My short film The Stork went missing recently – in fact its entire host, clusterfunction.com, was alarmingly missing from the interwebs for a while. But it’s back now (whew!), and cluster-functional as ever. Nonetheless, here’s a link for another host, Channel13. (The clusterfunction link can always be accessed by clicking the little picture of a stork head on the right-hand column of this page. Click all the different pictures and see what happens!)

Channel13, like Frederator before them and every other corporate or commercial or just plain big web site wants me, the media creator, to direct my fans to their site for their benefit, throwing in a small bone – you can vote for my film, and if it wins it’ll be broadcast on Channel 13 next Saturday, and I’ll get $500. I can tell you that in spite of countless friends and family voting for the Sita Trailer, it failed to win the “Freddie Award” – meaning some other creator managed to send even more of their friends and family to the site (for free of course).
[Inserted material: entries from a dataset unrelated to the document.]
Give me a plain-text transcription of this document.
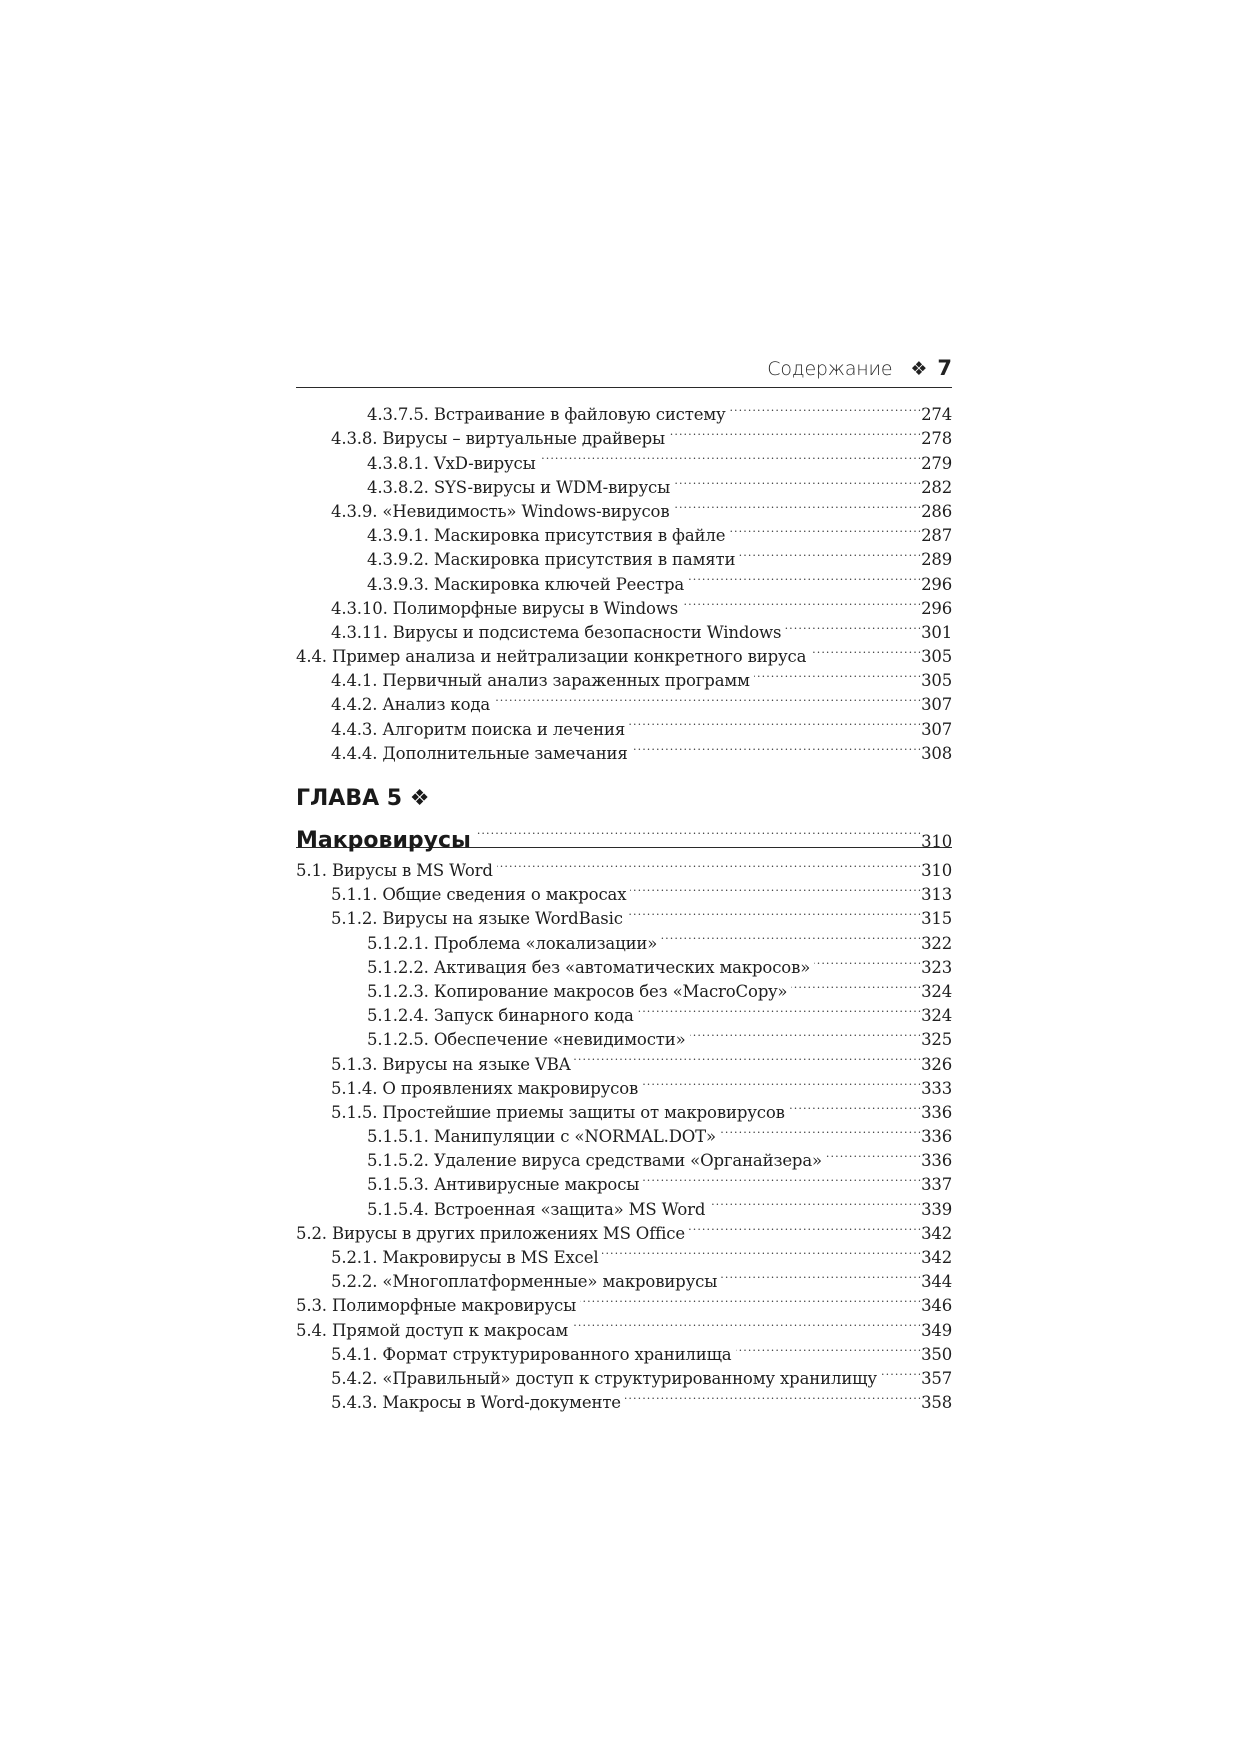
Содержание ❖ 7
4.3.7.5. Встраивание в файловую систему . . .	274
4.3.8. Вирусы – виртуальные драйверы . . .	278
4.3.8.1. VxD-вирусы . . .	279
4.3.8.2. SYS-вирусы и WDM-вирусы . . .	282
4.3.9. «Невидимость» Windows-вирусов . . .	286
4.3.9.1. Маскировка присутствия в файле . . .	287
4.3.9.2. Маскировка присутствия в памяти . . .	289
4.3.9.3. Маскировка ключей Реестра . . .	296
4.3.10. Полиморфные вирусы в Windows . . .	296
4.3.11. Вирусы и подсистема безопасности Windows . . .	301
4.4. Пример анализа и нейтрализации конкретного вируса . . .	305
4.4.1. Первичный анализ зараженных программ . . .	305
4.4.2. Анализ кода . . .	307
4.4.3. Алгоритм поиска и лечения . . .	307
4.4.4. Дополнительные замечания . . .	308
ГЛАВА 5 ❖
Макровирусы . . .	310
5.1. Вирусы в MS Word . . .	310
5.1.1. Общие сведения о макросах . . .	313
5.1.2. Вирусы на языке WordBasic . . .	315
5.1.2.1. Проблема «локализации» . . .	322
5.1.2.2. Активация без «автоматических макросов» . . .	323
5.1.2.3. Копирование макросов без «MacroCopy» . . .	324
5.1.2.4. Запуск бинарного кода . . .	324
5.1.2.5. Обеспечение «невидимости» . . .	325
5.1.3. Вирусы на языке VBA . . .	326
5.1.4. О проявлениях макровирусов . . .	333
5.1.5. Простейшие приемы защиты от макровирусов . . .	336
5.1.5.1. Манипуляции с «NORMAL.DOT» . . .	336
5.1.5.2. Удаление вируса средствами «Органайзера» . . .	336
5.1.5.3. Антивирусные макросы . . .	337
5.1.5.4. Встроенная «защита» MS Word . . .	339
5.2. Вирусы в других приложениях MS Office . . .	342
5.2.1. Макровирусы в MS Excel . . .	342
5.2.2. «Многоплатформенные» макровирусы . . .	344
5.3. Полиморфные макровирусы . . .	346
5.4. Прямой доступ к макросам . . .	349
5.4.1. Формат структурированного хранилища . . .	350
5.4.2. «Правильный» доступ к структурированному хранилищу . . .	357
5.4.3. Макросы в Word-документе . . .	358
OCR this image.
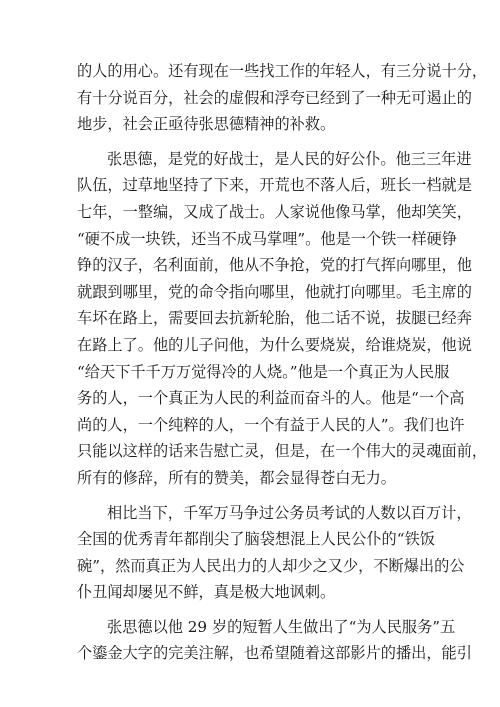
的人的用心。还有现在一些找工作的年轻人，有三分说十分，
有十分说百分，社会的虚假和浮夸已经到了一种无可遏止的
地步，社会正亟待张思德精神的补救。
张思德，是党的好战士，是人民的好公仆。他三三年进
队伍，过草地坚持了下来，开荒也不落人后，班长一档就是
七年，一整编，又成了战士。人家说他像马掌，他却笑笑，
“硬不成一块铁，还当不成马掌哩”。他是一个铁一样硬铮
铮的汉子，名利面前，他从不争抢，党的打气挥向哪里，他
就跟到哪里，党的命令指向哪里，他就打向哪里。毛主席的
车坏在路上，需要回去抗新轮胎，他二话不说，拔腿已经奔
在路上了。他的儿子问他，为什么要烧炭，给谁烧炭，他说
“给天下千千万万觉得冷的人烧。”他是一个真正为人民服
务的人，一个真正为人民的利益而奋斗的人。他是“一个高
尚的人，一个纯粹的人，一个有益于人民的人”。我们也许
只能以这样的话来告慰亡灵，但是，在一个伟大的灵魂面前，
所有的修辞，所有的赞美，都会显得苍白无力。
相比当下，千军万马争过公务员考试的人数以百万计，
全国的优秀青年都削尖了脑袋想混上人民公仆的“铁饭
碗”，然而真正为人民出力的人却少之又少，不断爆出的公
仆丑闻却屡见不鲜，真是极大地讽刺。
张思德以他 29 岁的短暂人生做出了“为人民服务”五
个鎏金大字的完美注解，也希望随着这部影片的播出，能引
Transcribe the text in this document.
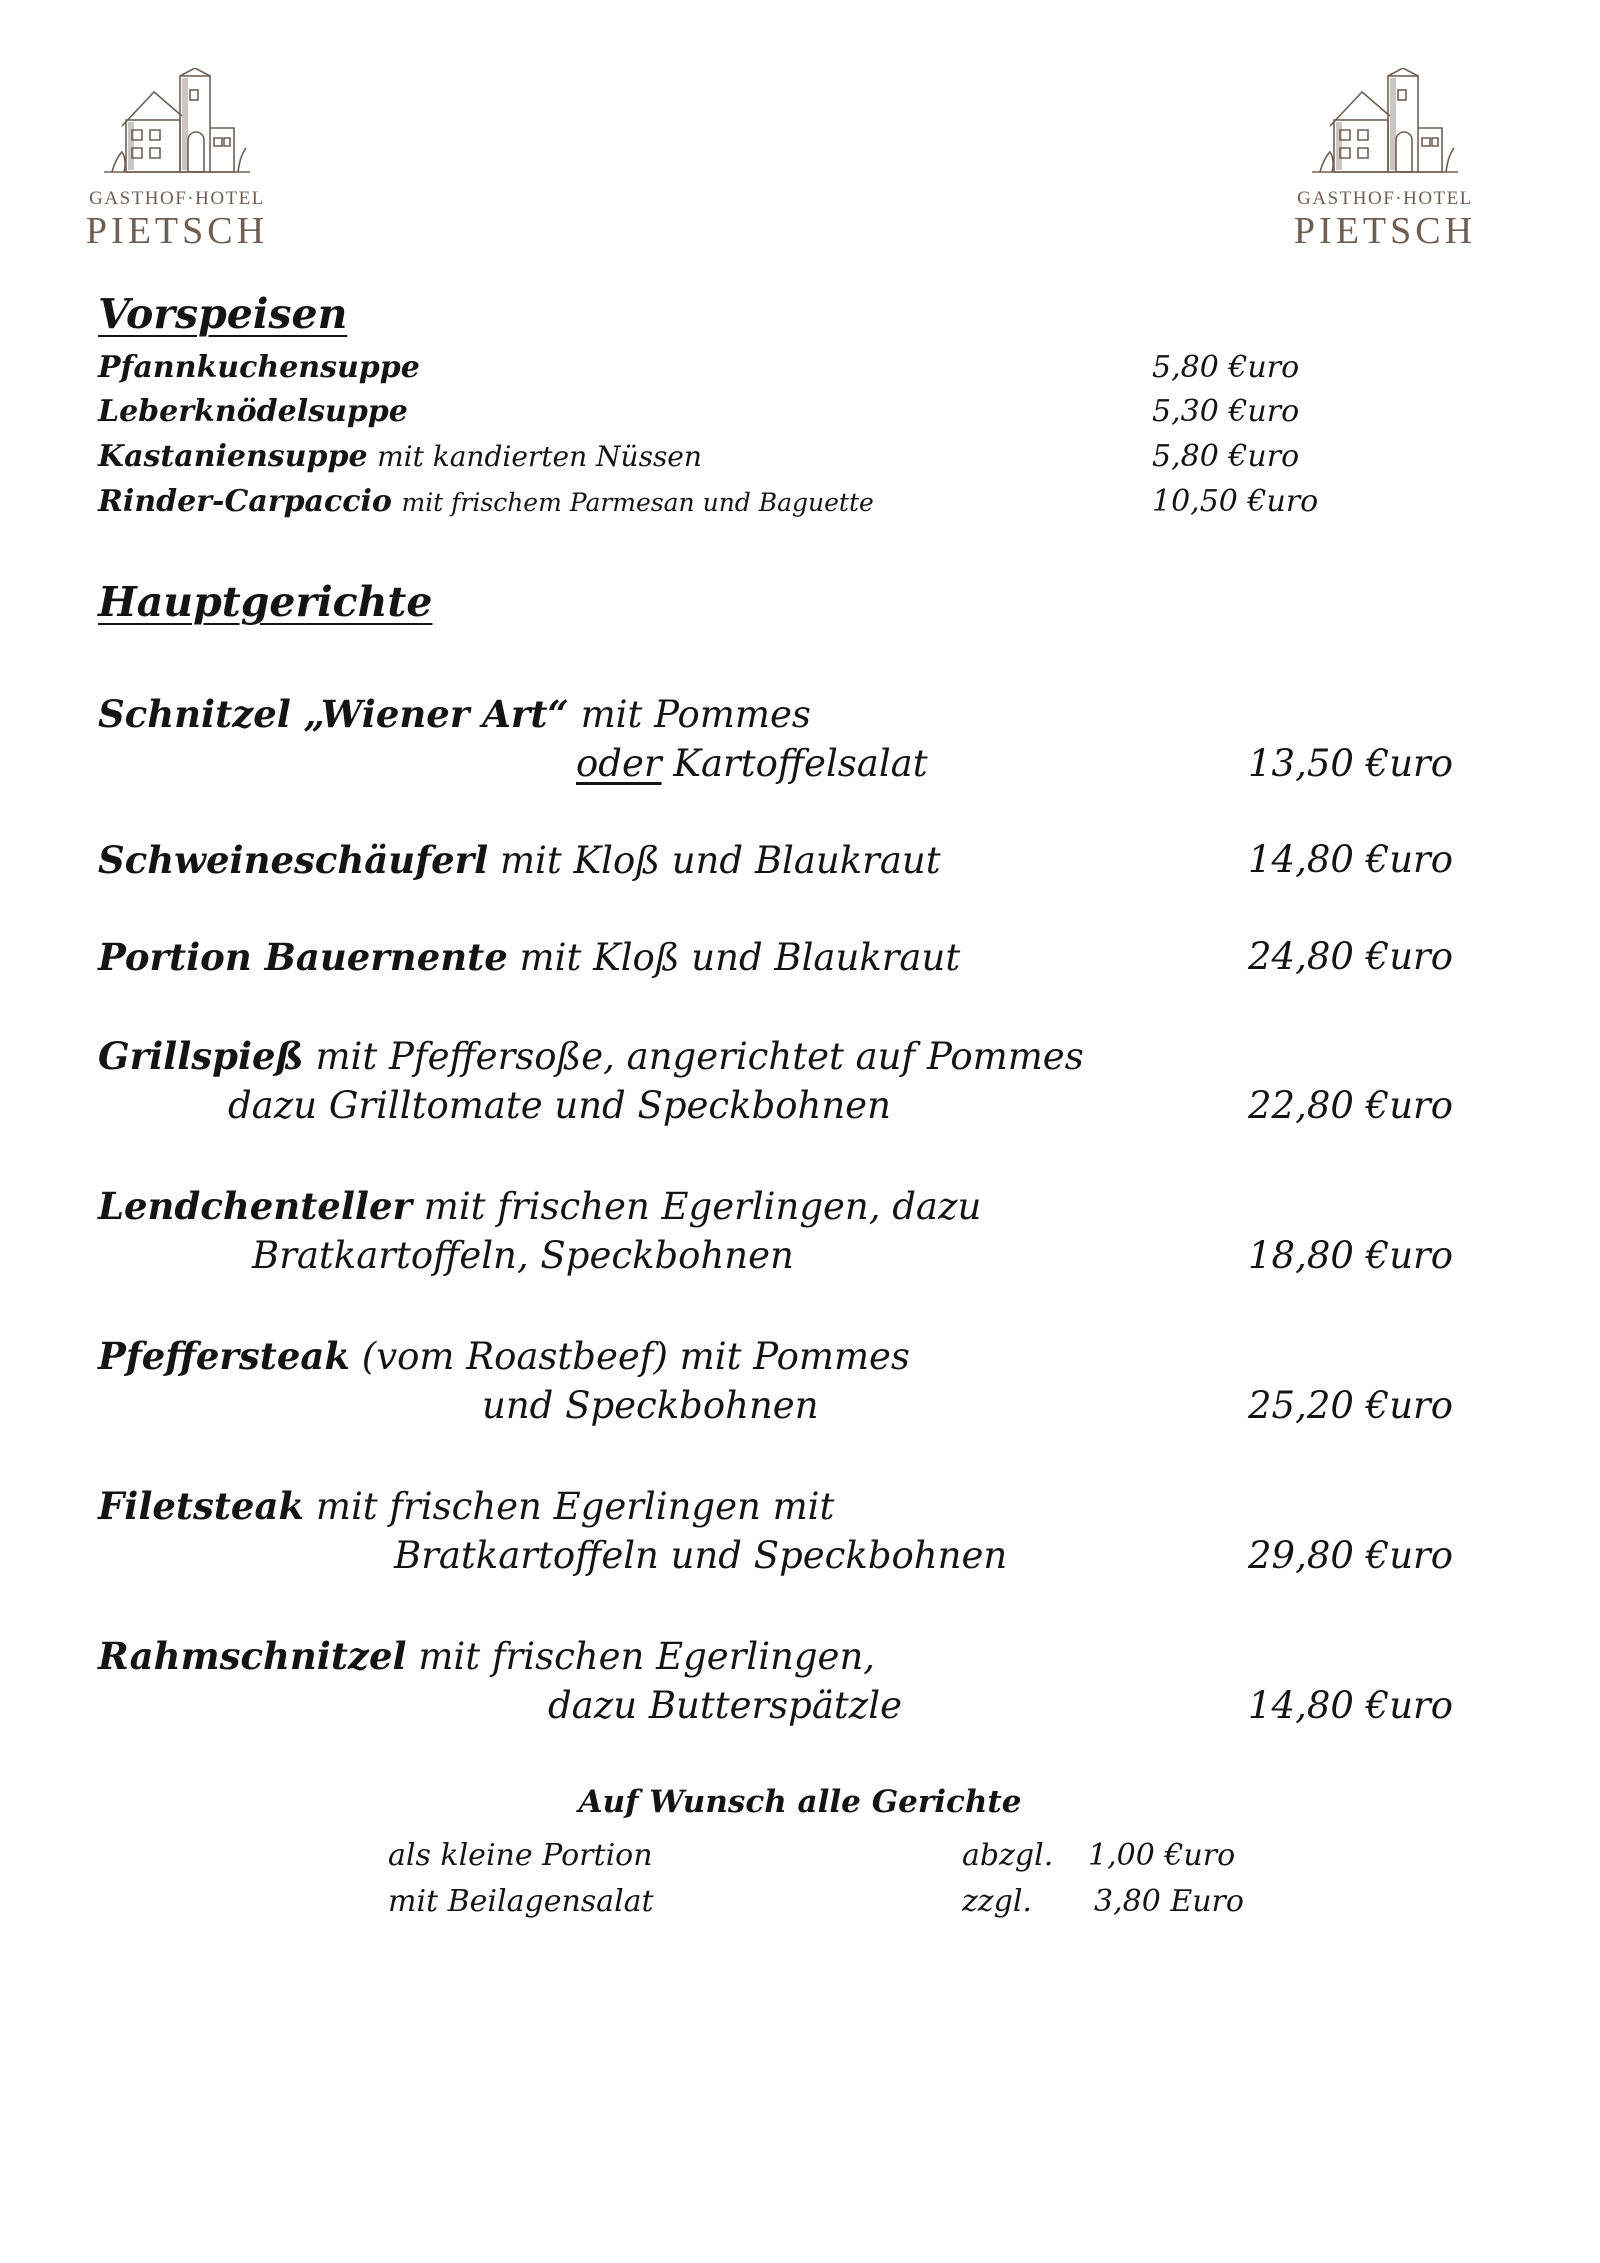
GASTHOF·HOTEL
PIETSCH
GASTHOF·HOTEL
PIETSCH
Vorspeisen
Pfannkuchensuppe	5,80 €uro
Leberknödelsuppe	5,30 €uro
Kastaniensuppe mit kandierten Nüssen	5,80 €uro
Rinder-Carpaccio mit frischem Parmesan und Baguette	10,50 €uro
Hauptgerichte
Schnitzel „Wiener Art“ mit Pommes
oder Kartoffelsalat	13,50 €uro
Schweineschäuferl mit Kloß und Blaukraut	14,80 €uro
Portion Bauernente mit Kloß und Blaukraut	24,80 €uro
Grillspieß mit Pfeffersoße, angerichtet auf Pommes
dazu Grilltomate und Speckbohnen	22,80 €uro
Lendchenteller mit frischen Egerlingen, dazu
Bratkartoffeln, Speckbohnen	18,80 €uro
Pfeffersteak (vom Roastbeef) mit Pommes
und Speckbohnen	25,20 €uro
Filetsteak mit frischen Egerlingen mit
Bratkartoffeln und Speckbohnen	29,80 €uro
Rahmschnitzel mit frischen Egerlingen,
dazu Butterspätzle	14,80 €uro
Auf Wunsch alle Gerichte
als kleine Portion	abzgl. 1,00 €uro
mit Beilagensalat	zzgl. 3,80 Euro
So I’m not very optimistic about “winning,” and I’m pretty ambivalent about these contests, as they exploit small non-commercial fan communities. However, I want both the Sita Trailer and The Stork to be seen by as many people as possible, so I’ll continue to let bigger websites use them as hit-bait under the guise of a contest. I guess. Maybe.

Oh yeah, feel free to vote. Or not.

UPDATE: “Stork” didn’t win, but did lead for a while. Thanks to everyone who voted for it!